Ce numéro entend ainsi contribuer, à la suite de travaux récents, à une histoire de l’accueil qui manifeste un changement de perspective à l’époque contemporaine.

Plusieurs approches peuvent être l’objet d’une contribution :

– les étapes précédant l’accueil (préparatifs, planifications, assistances) ;
– le rôle de l’Etat de départ dans les pays d’origine ;
– les conditions de l’accueil administratif et les pratiques de l’enregistrement ;
– le fonctionnement des institutions d’État dédiées à l’accueil des étrangers ;
– les expulsions, les retours, les pratiques de rejet ;
– le rôle des acteurs privés (églises, associations, ONG, entreprises, communautés culturelles) dans l’accueil;
– les conditions de l’accueil à l’échelle locale ;
– les dispositifs et les pratiques d’intégration ;
– l’accueil, ses représentations, son image ;
– l’accueil et le logement ;
– l’accueil et l’enfermement ;
– l’accueil des réfugiés et exilés ;
– l’accueil des femmes ;
– l’accueil des mineurs étrangers (enfants seuls, orphelins) ;
– la scolarisation des enfants ;
– l’accueil des étudiants ;
– l’apprentissage de la langue, l’alphabétisation ;
– les aspects mémoriels, notamment les trajectoires individuelles, la transmission au sein des familles et des générations.

Les textes de ce numéro pourront consister en des articles universitaires (25 000 signes max.), des témoignages, des retours d’expériences associatives ou d’actions scientifiques et culturelles.

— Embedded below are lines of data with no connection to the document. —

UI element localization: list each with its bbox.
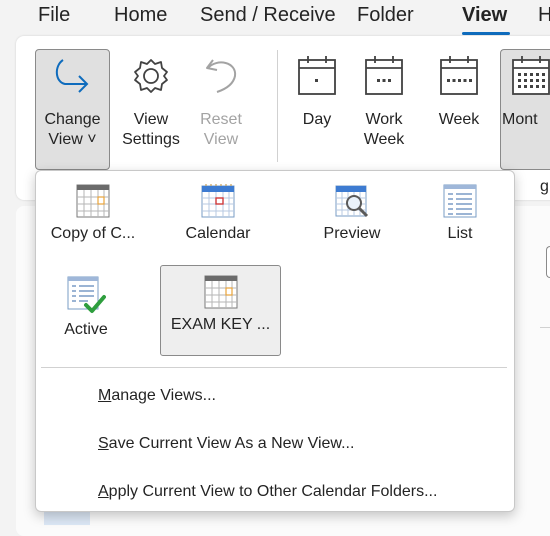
month-label: Mont	[502, 111, 538, 128]
ribbon-group-label-fragment: g	[540, 178, 549, 195]
view-label: Copy of C...	[50, 225, 136, 242]
calendar-week-icon	[440, 56, 478, 95]
work-week-label-1: Work	[365, 111, 403, 128]
apply-current-view-menu-item[interactable]: Apply Current View to Other Calendar Fol…	[98, 483, 437, 501]
menu-label: pply Current View to Other Calendar Fold…	[108, 483, 438, 500]
view-exam-key[interactable]: EXAM KEY ...	[160, 265, 281, 356]
view-settings-label-1: View	[133, 111, 169, 128]
tab-view[interactable]: View	[462, 4, 507, 27]
change-view-arrow-icon	[55, 59, 88, 93]
calendar-grid-icon	[204, 275, 237, 309]
mnemonic: M	[98, 387, 112, 404]
calendar-work-week-icon	[365, 56, 403, 95]
calendar-preview-icon	[335, 185, 369, 218]
view-label: Active	[64, 321, 108, 338]
change-view-label-1: Change	[44, 111, 101, 128]
ribbon-tabs: File Home Send / Receive Folder View H	[0, 0, 550, 36]
work-week-view-button[interactable]: Work Week	[358, 50, 410, 168]
save-current-view-menu-item[interactable]: Save Current View As a New View...	[98, 435, 354, 453]
tab-send-receive[interactable]: Send / Receive	[200, 4, 336, 27]
view-settings-button[interactable]: View Settings	[114, 50, 188, 168]
view-label: List	[447, 225, 473, 242]
work-week-label-2: Week	[363, 131, 405, 148]
view-calendar[interactable]: Calendar	[168, 183, 268, 263]
view-label: Preview	[323, 225, 381, 242]
tab-folder[interactable]: Folder	[357, 4, 414, 27]
calendar-blue-icon	[201, 184, 235, 218]
calendar-month-icon	[512, 56, 550, 95]
change-view-button[interactable]: Change View ˅	[35, 49, 110, 170]
week-view-button[interactable]: Week	[428, 50, 490, 168]
view-active[interactable]: Active	[50, 275, 122, 357]
day-view-button[interactable]: Day	[288, 50, 346, 168]
reset-view-button[interactable]: Reset View	[192, 50, 250, 168]
view-list[interactable]: List	[430, 183, 490, 263]
mnemonic: S	[98, 435, 109, 452]
active-tab-indicator	[462, 32, 510, 35]
month-view-button[interactable]: Mont	[500, 49, 550, 170]
partial-control[interactable]	[546, 246, 550, 278]
edge-divider	[540, 327, 550, 328]
menu-label: anage Views...	[111, 387, 216, 404]
view-settings-label-2: Settings	[122, 131, 180, 148]
week-label: Week	[438, 111, 480, 128]
reset-view-label-2: View	[203, 131, 239, 148]
ribbon-group-divider	[277, 50, 278, 162]
menu-label: ave Current View As a New View...	[108, 435, 355, 452]
gear-icon	[134, 59, 168, 93]
undo-arrow-icon	[206, 59, 237, 93]
view-preview[interactable]: Preview	[312, 183, 392, 263]
manage-views-menu-item[interactable]: Manage Views...	[98, 387, 216, 405]
calendar-grid-icon	[76, 184, 110, 218]
list-view-icon	[443, 184, 477, 218]
reset-view-label-1: Reset	[200, 111, 242, 128]
change-view-dropdown: Copy of C... Calendar Preview List Activ…	[35, 170, 515, 512]
view-label: EXAM KEY ...	[170, 316, 271, 333]
change-view-label-2: View ˅	[48, 131, 97, 148]
menu-separator	[41, 367, 507, 368]
tab-home[interactable]: Home	[114, 4, 167, 27]
day-label: Day	[302, 111, 332, 128]
calendar-day-icon	[298, 56, 336, 95]
mnemonic: A	[98, 483, 109, 500]
tab-file[interactable]: File	[38, 4, 70, 27]
view-label: Calendar	[185, 225, 251, 242]
active-list-icon	[67, 276, 106, 313]
view-copy-of-calendar[interactable]: Copy of C...	[44, 183, 142, 263]
tab-help[interactable]: H	[538, 4, 550, 27]
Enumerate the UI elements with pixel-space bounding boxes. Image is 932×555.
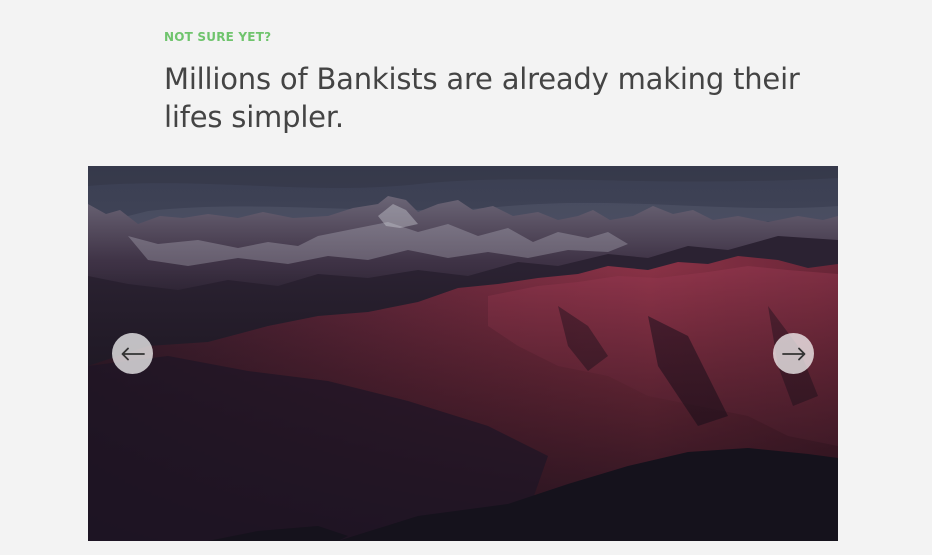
slider-next-button[interactable] <box>773 333 814 374</box>
section-title: Millions of Bankists are already making … <box>164 62 800 134</box>
arrow-left-icon <box>121 347 145 360</box>
mountain-slide-image <box>88 166 838 541</box>
slider-prev-button[interactable] <box>112 333 153 374</box>
arrow-right-icon <box>781 347 805 360</box>
image-slider[interactable] <box>88 166 838 541</box>
section-eyebrow: NOT SURE YET? <box>164 30 272 44</box>
section-header: NOT SURE YET? Millions of Bankists are a… <box>164 28 804 136</box>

La rédaction de la revue invite ainsi les auteures et auteurs qui souhaitent publier un article à envoyer une proposition de contribution d’une demi-page avec leurs coordonnées à l’attention de Louisa Zanoun, responsable du pôle culturel et de recherche à Génériques, à l’adresse migrance[at]generiques.org avant le 9 novembre 2015. Une réponse leur sera donnée avant le 18 novembre. L’article terminé devra être envoyé avant le 1er février 2016 en vue d’une publication au printemps 2016.